Mr. Maguire said in connection with the resolution which was proposed regarding the imprisonment of a member of the Council, he was afraid that the mere proposing of a resolution and the seconding of it - as it had been seconded by every member of the Council - and a record of it placed on the books as part of the ordinary business of the County Council – he was afraid that that was a chilly way to treat a matter that affected so much the liberty of the subject, and the dignity of the Council. He could not conceive anything more hurtful to public opinion, or anything that would tend to create a worse or more unfavourable impression on the minds of the people as regards the Government than the arresting of prominent public men - useful members of public boards – on a mere pretext of an offence against the law. He was as anxious as any member of the Council to see that the law was obeyed, and to see that they lived in a state of peace, and that the authority of people, properly constructed, was respected, but he thought that both the authority and the xxx should be exercised with greater discretion and moderation. Mr Healy might have made a mistake - he did not know if it could be anything more – a man refusing to give his name and to account for himself. That might be regrettable but he thought it was very poor … for his arrest under the Defence of the Realm Act and his continued imprisonment… [Illegible section].

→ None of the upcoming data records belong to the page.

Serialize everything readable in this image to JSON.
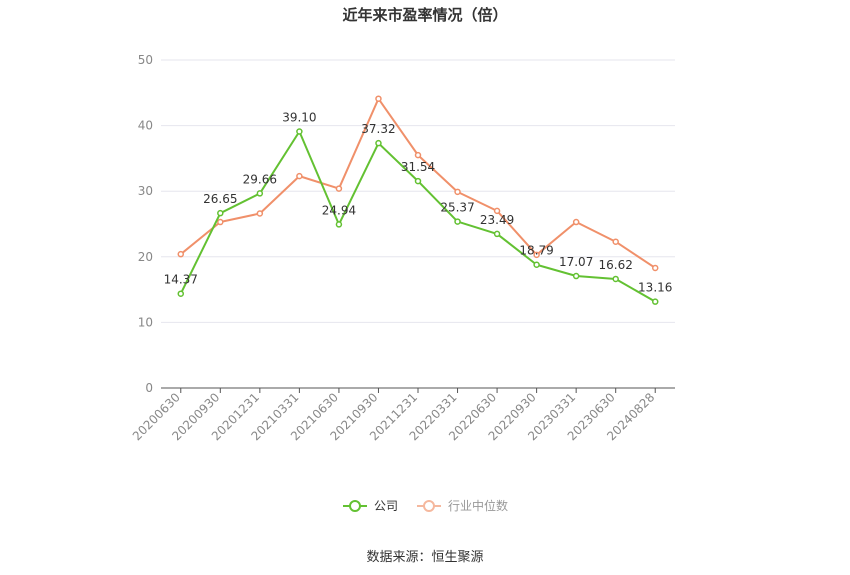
{
  "title": "近年来市盈率情况（倍）",
  "source": "数据来源：恒生聚源",
  "chart_data": {
    "type": "line",
    "title": "近年来市盈率情况（倍）",
    "categories": [
      "20200630",
      "20200930",
      "20201231",
      "20210331",
      "20210630",
      "20210930",
      "20211231",
      "20220331",
      "20220630",
      "20220930",
      "20230331",
      "20230630",
      "20240828"
    ],
    "ylim": [
      0,
      50
    ],
    "yticks": [
      0,
      10,
      20,
      30,
      40,
      50
    ],
    "grid": true,
    "legend_position": "bottom",
    "series": [
      {
        "name": "公司",
        "color": "#63c132",
        "values": [
          14.37,
          26.65,
          29.66,
          39.1,
          24.94,
          37.32,
          31.54,
          25.37,
          23.49,
          18.79,
          17.07,
          16.62,
          13.16
        ],
        "labels": [
          "14.37",
          "26.65",
          "29.66",
          "39.10",
          "24.94",
          "37.32",
          "31.54",
          "25.37",
          "23.49",
          "18.79",
          "17.07",
          "16.62",
          "13.16"
        ]
      },
      {
        "name": "行业中位数",
        "color": "#f0906a",
        "values": [
          20.4,
          25.3,
          26.6,
          32.3,
          30.4,
          44.1,
          35.5,
          29.9,
          27.0,
          20.3,
          25.3,
          22.3,
          18.3
        ]
      }
    ]
  }
}
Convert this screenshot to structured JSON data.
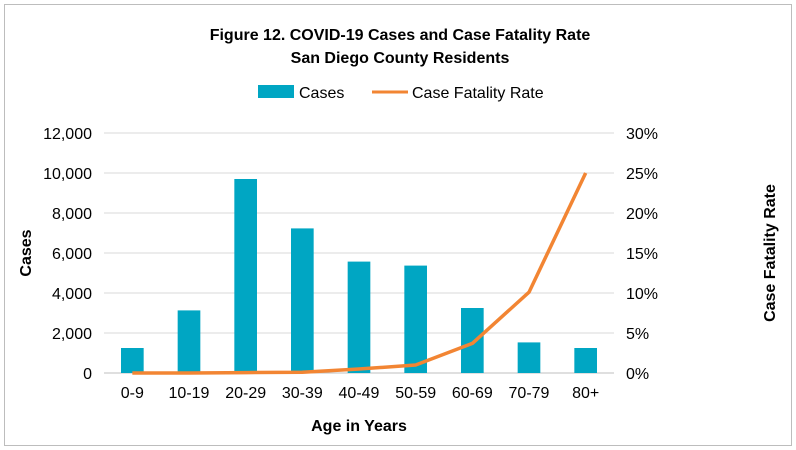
{
  "chart_data": {
    "type": "bar+line",
    "title": "Figure 12. COVID-19 Cases and Case Fatality Rate",
    "subtitle": "San Diego County Residents",
    "xlabel": "Age in Years",
    "ylabel": "Cases",
    "y2label": "Case Fatality Rate",
    "categories": [
      "0-9",
      "10-19",
      "20-29",
      "30-39",
      "40-49",
      "50-59",
      "60-69",
      "70-79",
      "80+"
    ],
    "series": [
      {
        "name": "Cases",
        "type": "bar",
        "axis": "left",
        "color": "#00A6C3",
        "values": [
          1250,
          3130,
          9700,
          7230,
          5570,
          5370,
          3250,
          1530,
          1250
        ]
      },
      {
        "name": "Case Fatality Rate",
        "type": "line",
        "axis": "right",
        "color": "#F28533",
        "values": [
          0.0,
          0.0,
          0.05,
          0.1,
          0.5,
          1.0,
          3.7,
          10.1,
          25.0
        ]
      }
    ],
    "ylim": [
      0,
      12000
    ],
    "y2lim": [
      0,
      30
    ],
    "yticks": [
      "0",
      "2,000",
      "4,000",
      "6,000",
      "8,000",
      "10,000",
      "12,000"
    ],
    "y2ticks": [
      "0%",
      "5%",
      "10%",
      "15%",
      "20%",
      "25%",
      "30%"
    ],
    "grid": true,
    "legend": "top"
  }
}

His Honour Judge Bodkin K.C. opened the business of the Ennis Quarter Sessions on Wednesday. There was no criminal business, and Major Cullinan had much pleasure in presenting His Honour with white gloves. His Honour expressed pleasure at receiving that testimonial. The fact that he has received them so often in Clare already did not diminish the pleasure of continuing to receive them. It was pleasing, so far as his Court was concerned, to see that Clare was progressing favourably towards perfection. It was still more pleasing that this should be the case, because during the recent trouble Clare – though its enemies might have counted on its being one of the first counties to go into the insurrection remained perfectly peaceful. There was not a single disturbance. Clare was an example to the rest of Ireland.